As of the 2020 Residential Energy Consumption Survey, about four million homes have solar generation capacity, amounting to about three percent of residential buildings in the country. The distribution of these homes is dependent on climate conditions and the friendliness of local, state, and utility policies.

The keystone utility policy for distributed solar generation is known as net metering (NEM). Under NEM, a building with installed solar panels will generate energy first for its own consumption before selling excess energy back to the grid. As a result, the building’s occupants benefit from decreased utility bills, paying only the net cost of whatever energy the building pulls from the grid in solar downtimes, minus energy sent back into the grid under sunnier scenarios (aside from other fixed costs that do not vary with consumption). The grid benefits from increased distributed generation capacity from a clean energy source, improving systemwide resiliency.

On its face, NEM appears to be an uncontroversial policy. In fact, almost every state and territory in the country has some sort of active NEM or distributed energy credit, driving variable solar installations across the country (Figure 1). Yet as solar costs have declined, there has been a tension between incentivizing solar adoption and avoiding a perception of throwing taxpayer dollars at a technology that no longer needs help to get off the ground. This has shown up in states from Iowa to South Carolina to West Virginia. Most recently, the policy has come under regulatory fire in California and Puerto Rico.

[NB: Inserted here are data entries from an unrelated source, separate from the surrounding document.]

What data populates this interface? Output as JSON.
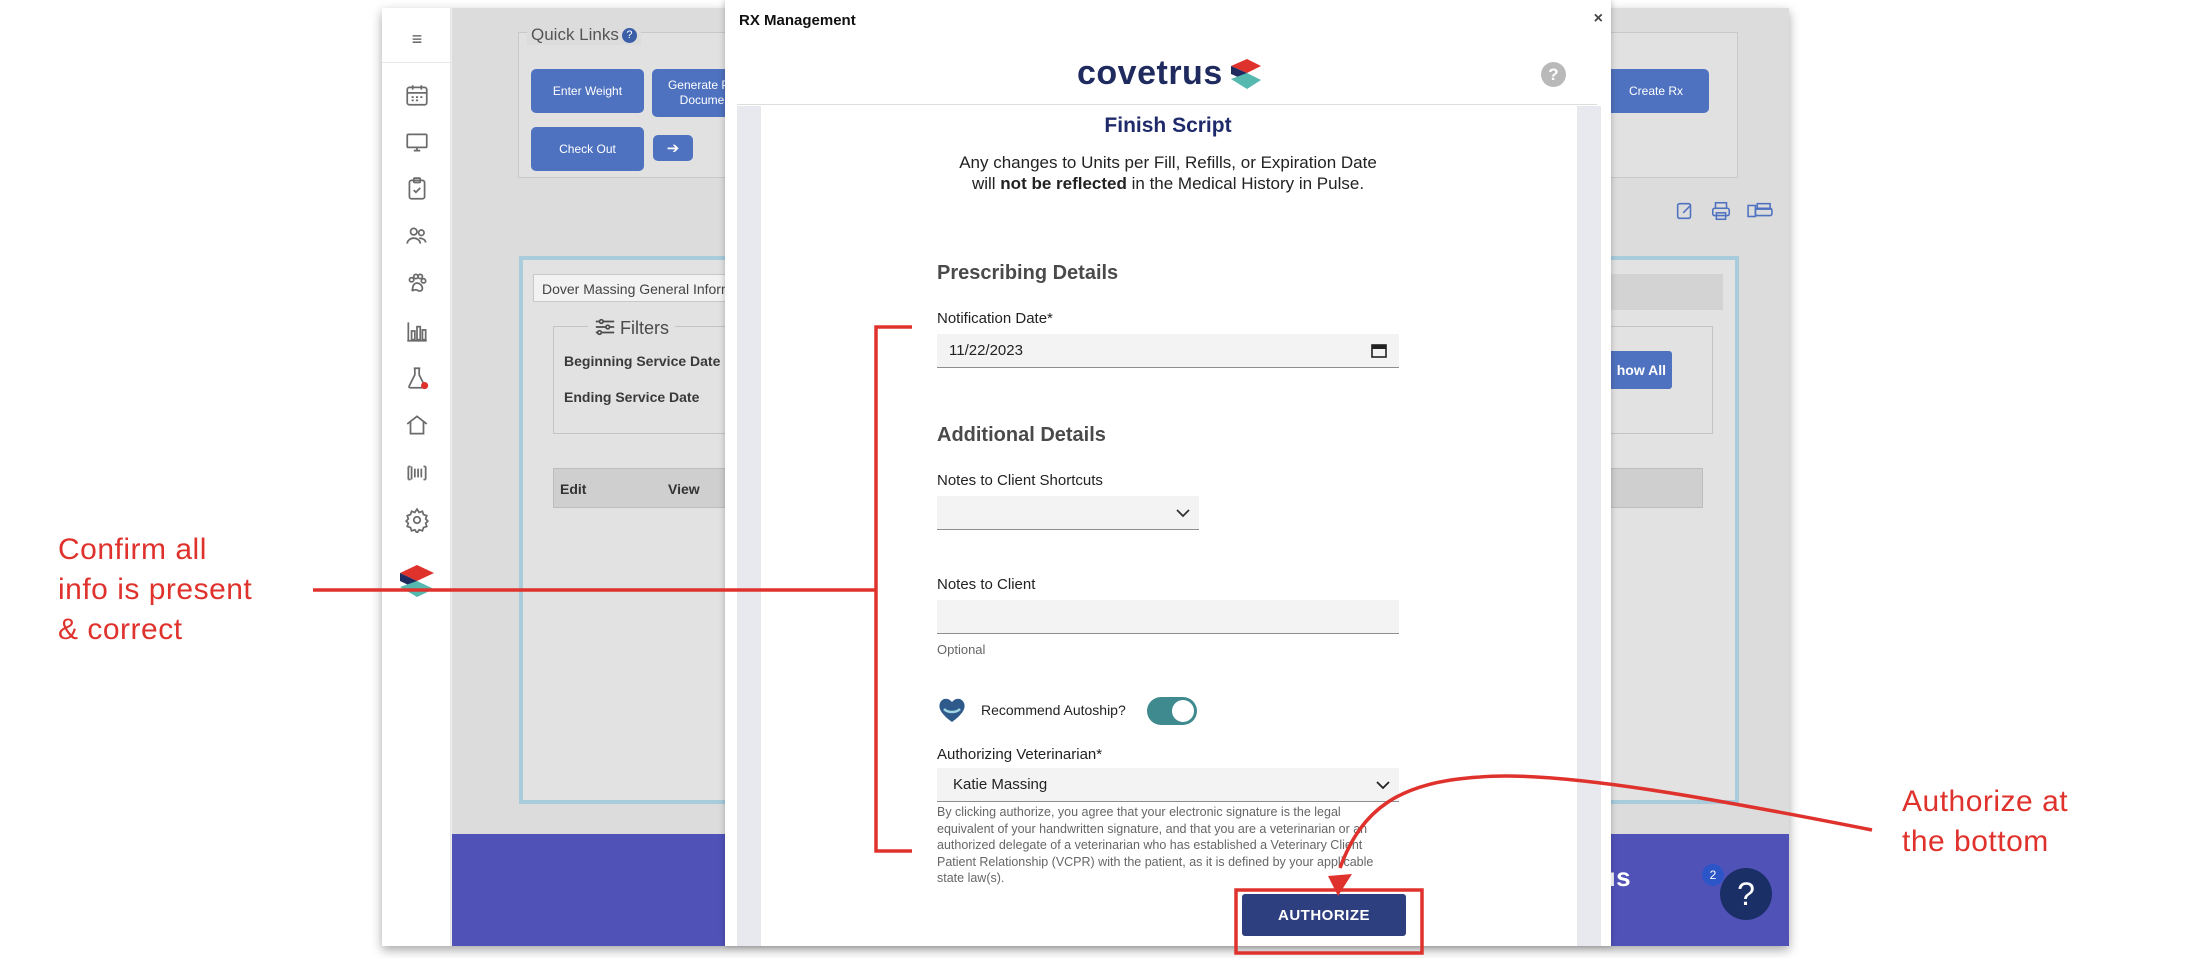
{
  "app": {
    "quick_links": {
      "title": "Quick Links",
      "buttons": {
        "enter_weight": "Enter Weight",
        "generate_docs_line1": "Generate Pa",
        "generate_docs_line2": "Docume",
        "check_out": "Check Out",
        "create_rx": "Create Rx"
      }
    },
    "panel": {
      "tab_label": "Dover Massing General Inform",
      "filters_title": "Filters",
      "beginning_service_date": "Beginning Service Date",
      "ending_service_date": "Ending Service Date",
      "show_all": "how All",
      "columns": [
        "Edit",
        "View"
      ]
    },
    "footer": {
      "logo_text": "vetrus",
      "badge_count": "2",
      "help_symbol": "?"
    },
    "rail_icons": [
      "menu-icon",
      "calendar-icon",
      "monitor-icon",
      "clipboard-icon",
      "people-icon",
      "paw-icon",
      "bar-chart-icon",
      "flask-icon",
      "home-icon",
      "barcode-icon",
      "gear-icon",
      "covetrus-logo-icon"
    ]
  },
  "modal": {
    "title": "RX Management",
    "close_symbol": "×",
    "brand": "covetrus",
    "help_symbol": "?",
    "heading": "Finish Script",
    "warning": {
      "prefix": "Any changes to Units per Fill, Refills, or Expiration Date will ",
      "bold": "not be reflected",
      "suffix": " in the Medical History in Pulse."
    },
    "prescribing_details": {
      "heading": "Prescribing Details",
      "notification_date_label": "Notification Date*",
      "notification_date_value": "11/22/2023"
    },
    "additional_details": {
      "heading": "Additional Details",
      "notes_shortcuts_label": "Notes to Client Shortcuts",
      "notes_shortcuts_value": "",
      "notes_label": "Notes to Client",
      "notes_value": "",
      "notes_hint": "Optional",
      "autoship_label": "Recommend Autoship?",
      "autoship_on": true,
      "vet_label": "Authorizing Veterinarian*",
      "vet_value": "Katie Massing",
      "disclaimer": "By clicking authorize, you agree that your electronic signature is the legal equivalent of your handwritten signature, and that you are a veterinarian or an authorized delegate of a veterinarian who has established a Veterinary Client Patient Relationship (VCPR) with the patient, as it is defined by your applicable state law(s)."
    },
    "authorize_button": "AUTHORIZE"
  },
  "annotations": {
    "left": {
      "line1": "Confirm all",
      "line2": "info is present",
      "line3": "& correct"
    },
    "right": {
      "line1": "Authorize at",
      "line2": "the bottom"
    },
    "color": "#e0322d"
  },
  "colors": {
    "accent_blue": "#4e72c0",
    "brand_navy": "#1f2a5e",
    "authorize_button": "#2e3f7f",
    "toggle_on": "#3f8a8e",
    "footer_purple": "#5152b8"
  }
}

Figure 1: Percentage of households with solar systems, 2020

Since 2022, the California Public Utilities Commission (CPUC) and the state legislature have chipped away at residential and commercial incentives to install solar panels. In December 2022, the CPUC adopted new rules that reduced payments to new residential solar systems by at least 75 percent beginning in April 2023, but did assign $900 million to incentivize low-income households to adopt solar. These rules contained provisions to encourage homeowners to install battery storage systems alongside their solar panels, a controversial option as lumping the cost of storage systems onto that of installing solar panels may make the overarching system too expensive for many consumers to afford.

Then, in November 2023, the CPUC took on rules effecting multifamily residential buildings and commercial buildings installing new solar systems, reducing payments to these systems by about 80 percent, with demand fluctuation dependent on the season and time of day. Existing NEM rates would persist for consumers in affordable housing programs, however.

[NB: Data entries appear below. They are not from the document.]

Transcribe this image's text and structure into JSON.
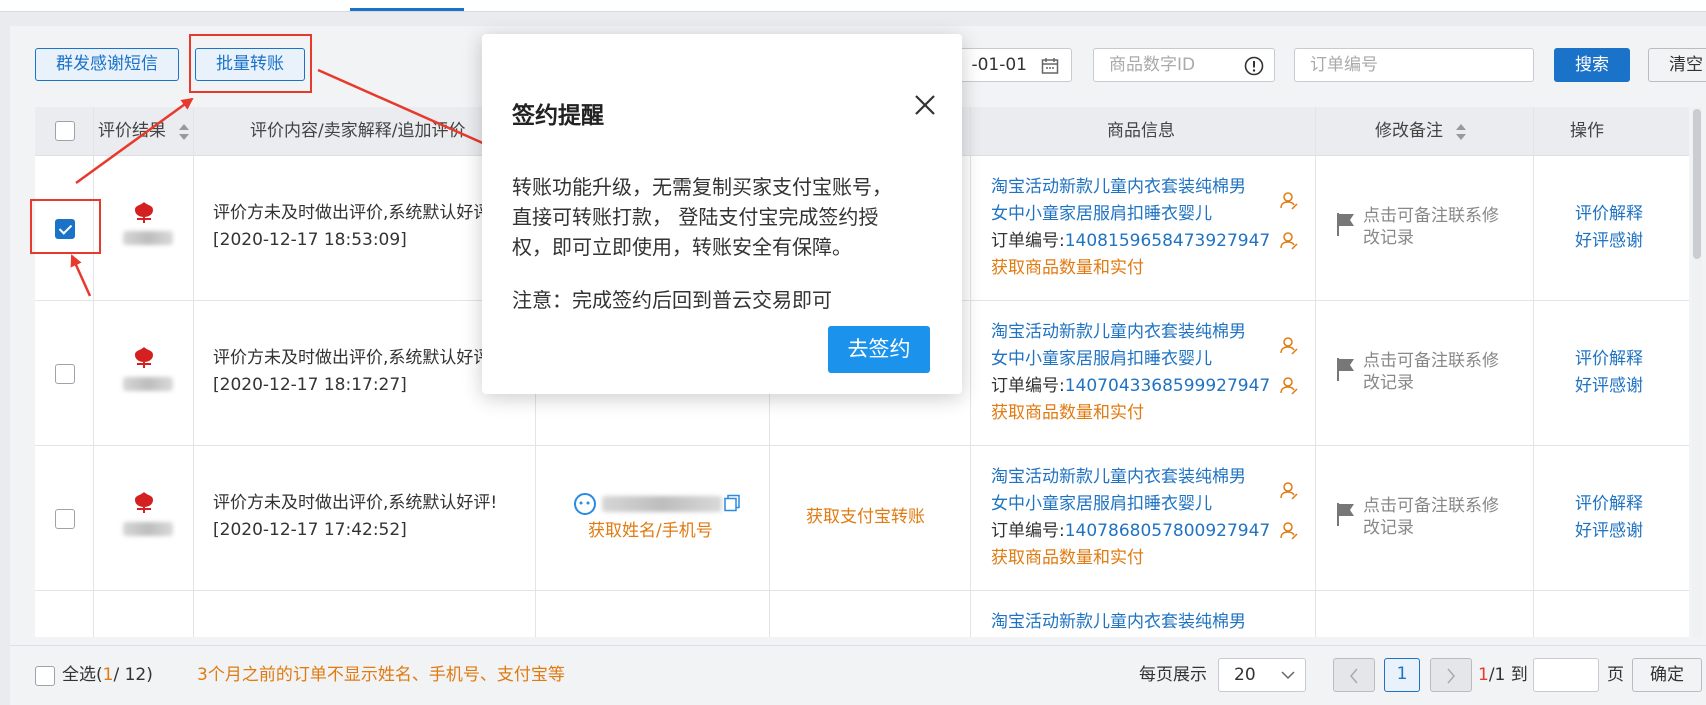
{
  "toolbar": {
    "group_sms_label": "群发感谢短信",
    "batch_transfer_label": "批量转账",
    "date_value": "-01-01",
    "product_id_placeholder": "商品数字ID",
    "order_no_placeholder": "订单编号",
    "search_label": "搜索",
    "clear_label": "清空"
  },
  "table": {
    "headers": [
      "评价结果",
      "评价内容/卖家解释/追加评价",
      "商品信息",
      "修改备注",
      "操作"
    ],
    "rows": [
      {
        "review_text": "评价方未及时做出评价,系统默认好评!",
        "review_time": "[2020-12-17 18:53:09]",
        "product_title_1": "淘宝活动新款儿童内衣套装纯棉男",
        "product_title_2": "女中小童家居服肩扣睡衣婴儿",
        "order_label": "订单编号:",
        "order_no": "1408159658473927947",
        "fetch_qty": "获取商品数量和实付",
        "remark_1": "点击可备注联系修",
        "remark_2": "改记录",
        "action_explain": "评价解释",
        "action_thanks": "好评感谢"
      },
      {
        "review_text": "评价方未及时做出评价,系统默认好评!",
        "review_time": "[2020-12-17 18:17:27]",
        "product_title_1": "淘宝活动新款儿童内衣套装纯棉男",
        "product_title_2": "女中小童家居服肩扣睡衣婴儿",
        "order_label": "订单编号:",
        "order_no": "1407043368599927947",
        "fetch_qty": "获取商品数量和实付",
        "remark_1": "点击可备注联系修",
        "remark_2": "改记录",
        "action_explain": "评价解释",
        "action_thanks": "好评感谢"
      },
      {
        "review_text": "评价方未及时做出评价,系统默认好评!",
        "review_time": "[2020-12-17 17:42:52]",
        "fetch_name_phone": "获取姓名/手机号",
        "fetch_alipay": "获取支付宝转账",
        "product_title_1": "淘宝活动新款儿童内衣套装纯棉男",
        "product_title_2": "女中小童家居服肩扣睡衣婴儿",
        "order_label": "订单编号:",
        "order_no": "1407868057800927947",
        "fetch_qty": "获取商品数量和实付",
        "remark_1": "点击可备注联系修",
        "remark_2": "改记录",
        "action_explain": "评价解释",
        "action_thanks": "好评感谢"
      },
      {
        "product_title_1": "淘宝活动新款儿童内衣套装纯棉男"
      }
    ]
  },
  "footer": {
    "select_all": "全选(",
    "selected": "1",
    "total": "/ 12)",
    "notice": "3个月之前的订单不显示姓名、手机号、支付宝等",
    "per_page_label": "每页展示",
    "per_page_value": "20",
    "current_page": "1",
    "page_current": "1",
    "page_total": "/1",
    "goto_label": "到",
    "page_unit": "页",
    "confirm_label": "确定"
  },
  "modal": {
    "title": "签约提醒",
    "body_1": "转账功能升级，无需复制买家支付宝账号，",
    "body_2": "直接可转账打款， 登陆支付宝完成签约授",
    "body_3": "权，即可立即使用，转账安全有保障。",
    "note": "注意：完成签约后回到普云交易即可",
    "confirm": "去签约"
  },
  "colors": {
    "primary": "#1a73c9",
    "link": "#1f73c2",
    "orange": "#e07b12",
    "annotation_red": "#e8392d",
    "modal_button": "#1b92ec"
  }
}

Finally, on May 30, the CPUC passed rules for community solar projects, which reorganized the calculation process of the benefits to the grid derived from these systems. In effect, the new formula will reduce payments for both owners of these systems and residents subscribed to them, further disincentivizing solar adoption. These rules will not come into effect until California’s $250 million grant from Solar for All is expended on existing solar incentives. All of the aforementioned new rates realize a net billing system, as opposed to a NEM system.

Some of these policy changes came because of state legislation. AB2316, passed in September 2022, mandated the CPUC “evaluate each customer renewable energy subscription program, as described, to determine if the program meets specified goals, to authorize the termination or modification of a program that does not meet those goals, and to determine whether it would be beneficial to ratepayers to establish a community renewable energy program.” The bill’s author stated that this action resulting in disincentivizing new solar projects, was an unintended result of the bill’s passage.

Lobbying by large utilities is a likely culprit of these rule changes. NEM typically represents new costs for utilities. Depending on the policy and when it was established, a NEM policy may set reimbursement rates for solar panel owners higher than it would cost for utilities to buy from the wholesale market. Yet, thanks to the Public Utility Regulatory Policies Act, utilities must buy solar power from small producers. If there is already a glut of power on the grid, this could represent major losses for the utilities. An ongoing NEM battle in Puerto Rico delineates the political matter of independent solar systems.

This January, the territory passed Act 10, which extends Puerto Rico’s NEM policy through 2031 to continue incentivizing solar adoption. The policy has been working — Puerto Rico’s rooftop solar capacity doubled from 400 MW to 800 MW generated by 117,000 buildings between July 2022 and March 2024. The island’s Financial Oversight and Management Board (FOMB), however, is looking to reverse the law under the claim that it threatens the independence of Puerto Rico’s energy regulators.

The resiliency offered by independent solar systems is invaluable to a grid like Puerto Rico’s, which was obliterated in 2017 by Hurricane Maria and has not recovered. FOMB was created by the federal government in 2016 and has been controversial throughout its existence. This latest action directly contradicts federal efforts to expand cheaper solar installation especially for low-income communities, including the $156 million Puerto Rico received from Solar for All, seemingly working against the public interest of Puerto Ricans.

Change may be coming to California, as SB1374 passed California’s Senate on May 30. The bill attempts to reverse the CPUC rules for multifamily and commercial buildings from November 2023. Yet this bill only resolves one piece of the pricing puzzle in one state. As Solar for All dollars are expended nationwide and utilities attempt to keep their systems profitable, a legislative reckoning for net metering may be around the corner.